Первыми вернулись на становье Кирька и Ром. Скинули с плеч осточертевшие рюкзаки с каменьями, огляделись - пусто. Поразмыслив, они решили, что товарищи поднялись выше по Ярхадане. Смущала только брошенная долбленка, но догадливый Кирька быстро решил и эту задачу:
- Для нас оставили. Б-без лодки к-как бы мы добирались? Даже этот ручеек вброд не одолеешь.
Возле долбленки валялось двухперое весло. Кирька сел, взял весло и начал усиленно грести. Но лодку сносило все ниже. Тогда сделали из ремней и рюкзачных лямок потяг и стали поочередно тащить. Где вода потише - Кирька вез Шатрова, где шумел перекат - впрягался Шатров. Тряхнет кудрями и прет, только волны шуршат. А Кирька рулит, блаженствует. Но когда наступал его черед впрягаться в лямку, Кирька крепко злился на ушедших, всем грозил нахлобучкой.
С верховьев донесся чей-то голос. Эхо прокатило его мимо и понесло дальше вниз. У Кирьки уши стали топориком: ага, где-то наши близко! Он так поднапрягся в лямке, что лодка только зашуршала по волнам,- не зевай, Шатров, подправляй веслом! Везет Кирька и сам себя хвалит: «Хоть Я я сибирская лошадка-коротышка, а прыти и выносливости на семь рысаков.

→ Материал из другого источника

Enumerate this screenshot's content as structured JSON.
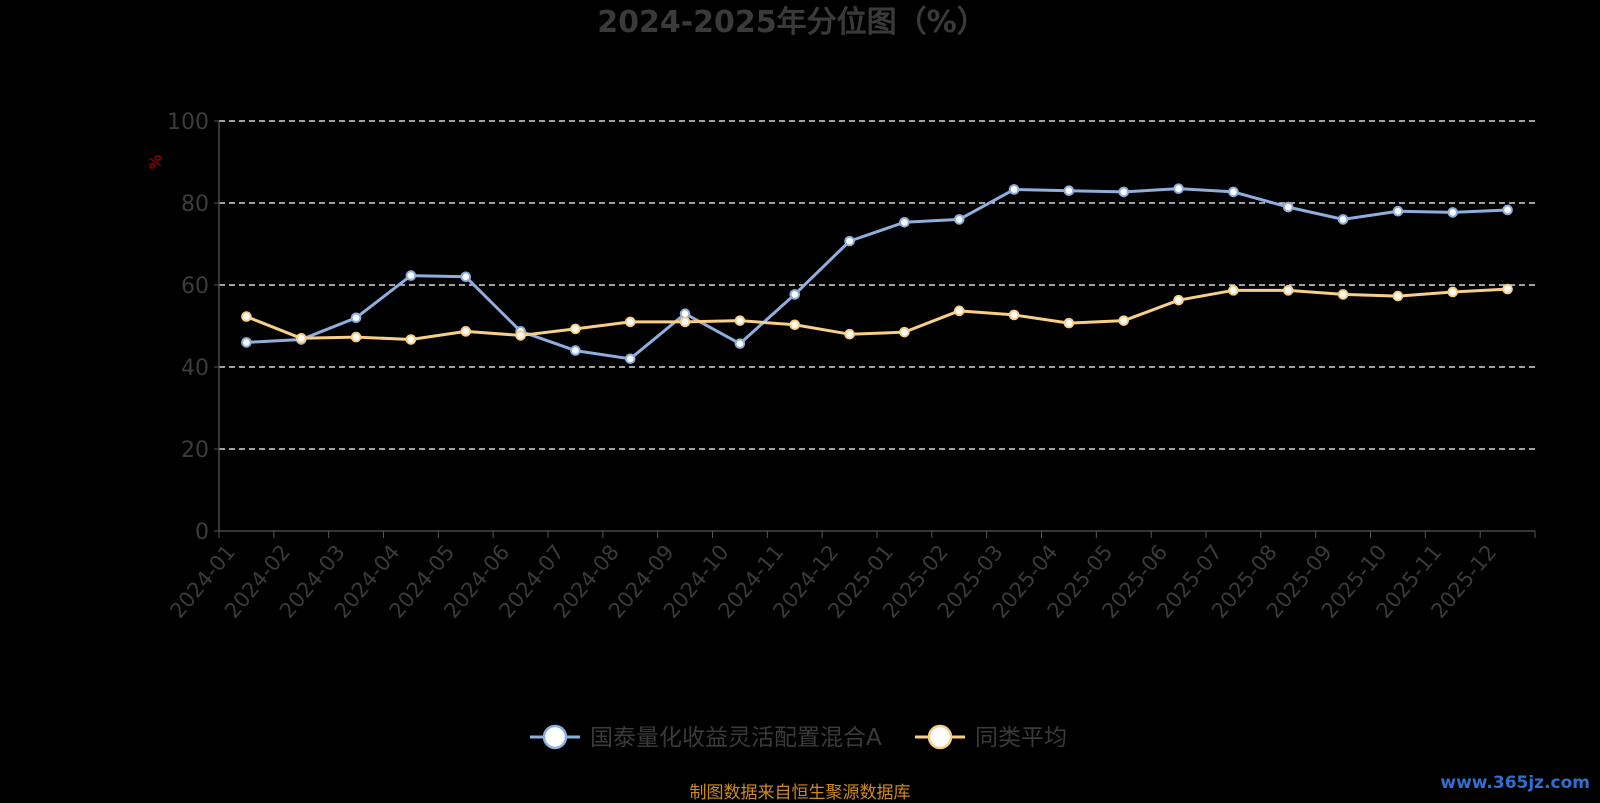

Д-держись, Рома, к-как бы ветром тебя не сдуло!..»
Парнишка нечаянно глянул на середину реки, и глаза его округлились: плывет дощаник, а в нем никого нет! Сверху, на самом краю виднеется балалаечный футляр, торчит углом макаронный ящик. У Кирьки одеревенели ноги. Хочет шагнуть - не гнутся, как ходули. Попробовал заговорить с Шатровым - языка не почувствовал. Ткнув рукой в реку, чтобы привлечь внимание Рома, Кирька бросил потяг и кинулся »по берегу туда, откуда, как он теперь догадался, долетел голос Белова.
Ром, разрубая веслом воду, погнался за дощаником.

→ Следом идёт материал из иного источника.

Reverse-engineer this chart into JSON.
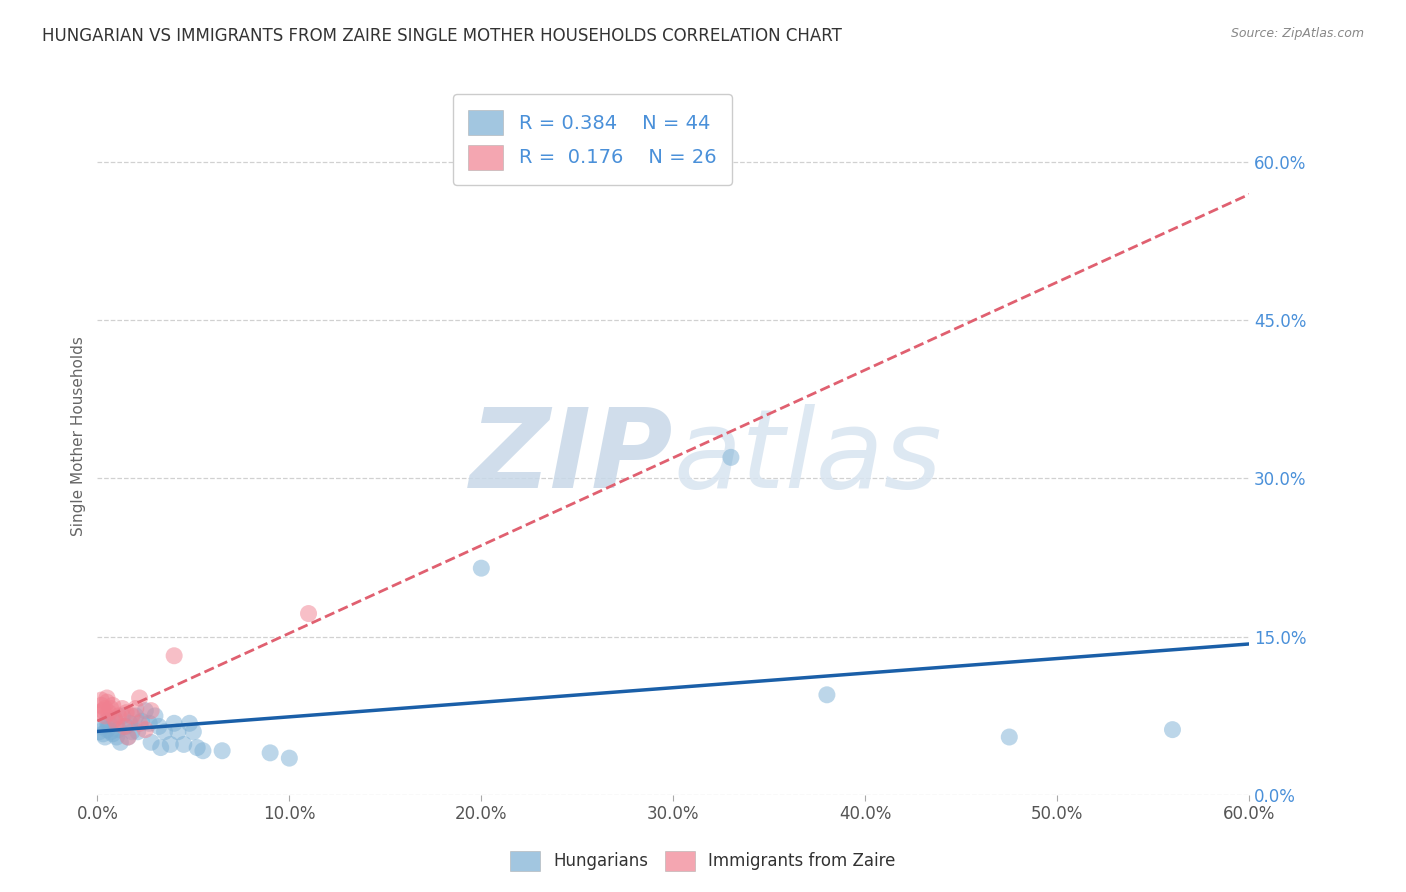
{
  "title": "HUNGARIAN VS IMMIGRANTS FROM ZAIRE SINGLE MOTHER HOUSEHOLDS CORRELATION CHART",
  "source": "Source: ZipAtlas.com",
  "xlabel_ticks": [
    "0.0%",
    "10.0%",
    "20.0%",
    "30.0%",
    "40.0%",
    "50.0%",
    "60.0%"
  ],
  "ylabel_ticks": [
    "0.0%",
    "15.0%",
    "30.0%",
    "45.0%",
    "60.0%"
  ],
  "ylabel_label": "Single Mother Households",
  "xlim": [
    0.0,
    0.6
  ],
  "ylim": [
    0.0,
    0.68
  ],
  "legend_R_N_blue": {
    "R": "0.384",
    "N": "44"
  },
  "legend_R_N_pink": {
    "R": "0.176",
    "N": "26"
  },
  "legend_labels": [
    "Hungarians",
    "Immigrants from Zaire"
  ],
  "blue_color": "#7bafd4",
  "pink_color": "#f08090",
  "blue_line_color": "#1a5fa8",
  "pink_line_color": "#e06070",
  "watermark_color": "#d0dce8",
  "background_color": "#ffffff",
  "grid_color": "#cccccc",
  "title_color": "#333333",
  "axis_tick_color_x": "#555555",
  "axis_tick_color_y": "#4a90d9",
  "blue_scatter": [
    [
      0.001,
      0.06
    ],
    [
      0.002,
      0.065
    ],
    [
      0.003,
      0.058
    ],
    [
      0.004,
      0.055
    ],
    [
      0.005,
      0.07
    ],
    [
      0.005,
      0.062
    ],
    [
      0.006,
      0.068
    ],
    [
      0.007,
      0.06
    ],
    [
      0.008,
      0.058
    ],
    [
      0.009,
      0.072
    ],
    [
      0.01,
      0.055
    ],
    [
      0.011,
      0.062
    ],
    [
      0.012,
      0.05
    ],
    [
      0.013,
      0.075
    ],
    [
      0.015,
      0.065
    ],
    [
      0.016,
      0.055
    ],
    [
      0.017,
      0.068
    ],
    [
      0.018,
      0.06
    ],
    [
      0.02,
      0.075
    ],
    [
      0.021,
      0.06
    ],
    [
      0.023,
      0.07
    ],
    [
      0.025,
      0.08
    ],
    [
      0.027,
      0.068
    ],
    [
      0.028,
      0.05
    ],
    [
      0.03,
      0.075
    ],
    [
      0.032,
      0.065
    ],
    [
      0.033,
      0.045
    ],
    [
      0.035,
      0.06
    ],
    [
      0.038,
      0.048
    ],
    [
      0.04,
      0.068
    ],
    [
      0.042,
      0.06
    ],
    [
      0.045,
      0.048
    ],
    [
      0.048,
      0.068
    ],
    [
      0.05,
      0.06
    ],
    [
      0.052,
      0.045
    ],
    [
      0.055,
      0.042
    ],
    [
      0.065,
      0.042
    ],
    [
      0.09,
      0.04
    ],
    [
      0.1,
      0.035
    ],
    [
      0.2,
      0.215
    ],
    [
      0.33,
      0.32
    ],
    [
      0.38,
      0.095
    ],
    [
      0.475,
      0.055
    ],
    [
      0.56,
      0.062
    ]
  ],
  "pink_scatter": [
    [
      0.001,
      0.078
    ],
    [
      0.002,
      0.085
    ],
    [
      0.002,
      0.09
    ],
    [
      0.003,
      0.08
    ],
    [
      0.004,
      0.075
    ],
    [
      0.004,
      0.082
    ],
    [
      0.005,
      0.092
    ],
    [
      0.005,
      0.088
    ],
    [
      0.006,
      0.078
    ],
    [
      0.007,
      0.082
    ],
    [
      0.008,
      0.085
    ],
    [
      0.009,
      0.072
    ],
    [
      0.01,
      0.068
    ],
    [
      0.011,
      0.075
    ],
    [
      0.013,
      0.082
    ],
    [
      0.014,
      0.065
    ],
    [
      0.015,
      0.078
    ],
    [
      0.016,
      0.055
    ],
    [
      0.018,
      0.075
    ],
    [
      0.02,
      0.082
    ],
    [
      0.022,
      0.092
    ],
    [
      0.022,
      0.068
    ],
    [
      0.025,
      0.062
    ],
    [
      0.028,
      0.08
    ],
    [
      0.04,
      0.132
    ],
    [
      0.11,
      0.172
    ]
  ]
}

Старик и Наташа ехали по берегу Ярхаданы. Когда донесся крик, он лишь удивил Наташу. Но в то же мгновение она увидела, как рванулся вихрем Маган, только искры брызнули из-под копыт. Арфа затрусила вдогонку мелкой рысцой, но потом перешла на размашистую рысь. Наташа с трудом держалась в седле: ее то выбрасывало вперед, то она повисала чуть не на хвосте. Неумелая всадница расплачивалась синяками.
Кыллахов подскакал первым и увидел Сергея на краю воды - голова на галечнике, ноги в реке. Крови нет. Перевернул на спину- ссадина только на виске, видать, ударился, падая. Приложился ухом к сердцу - стучит.
Прибежал Кирька, ни вдохнуть, ни выдохнуть не может, мечется вокруг, заглядывает в бледное, с закрытыми глазами лицо Белова, а сам жужжит, как паут - таежный овод:
- Ж-ж-жи… Жу-жу-жи…
Проводник догадался, о чем спрашивает парнишка, и утвердительно кивнул: «Живой!»
Кепкой Кирька зачерпнул воды, вылил на лицо Сергею. Потом вторую, третью. Ксенофонт придержал его: «Однако, на берегу утопишь».
Тут появилась и Наташа. Решили перетащить Сергея на берег. Несли за руки, лишь слегка приподняв голову. Кирькины мышцы - что сталь. Наташину помощь он в зачет не ставил. Конечно же, главную силу, спасая друга, показал Кирька.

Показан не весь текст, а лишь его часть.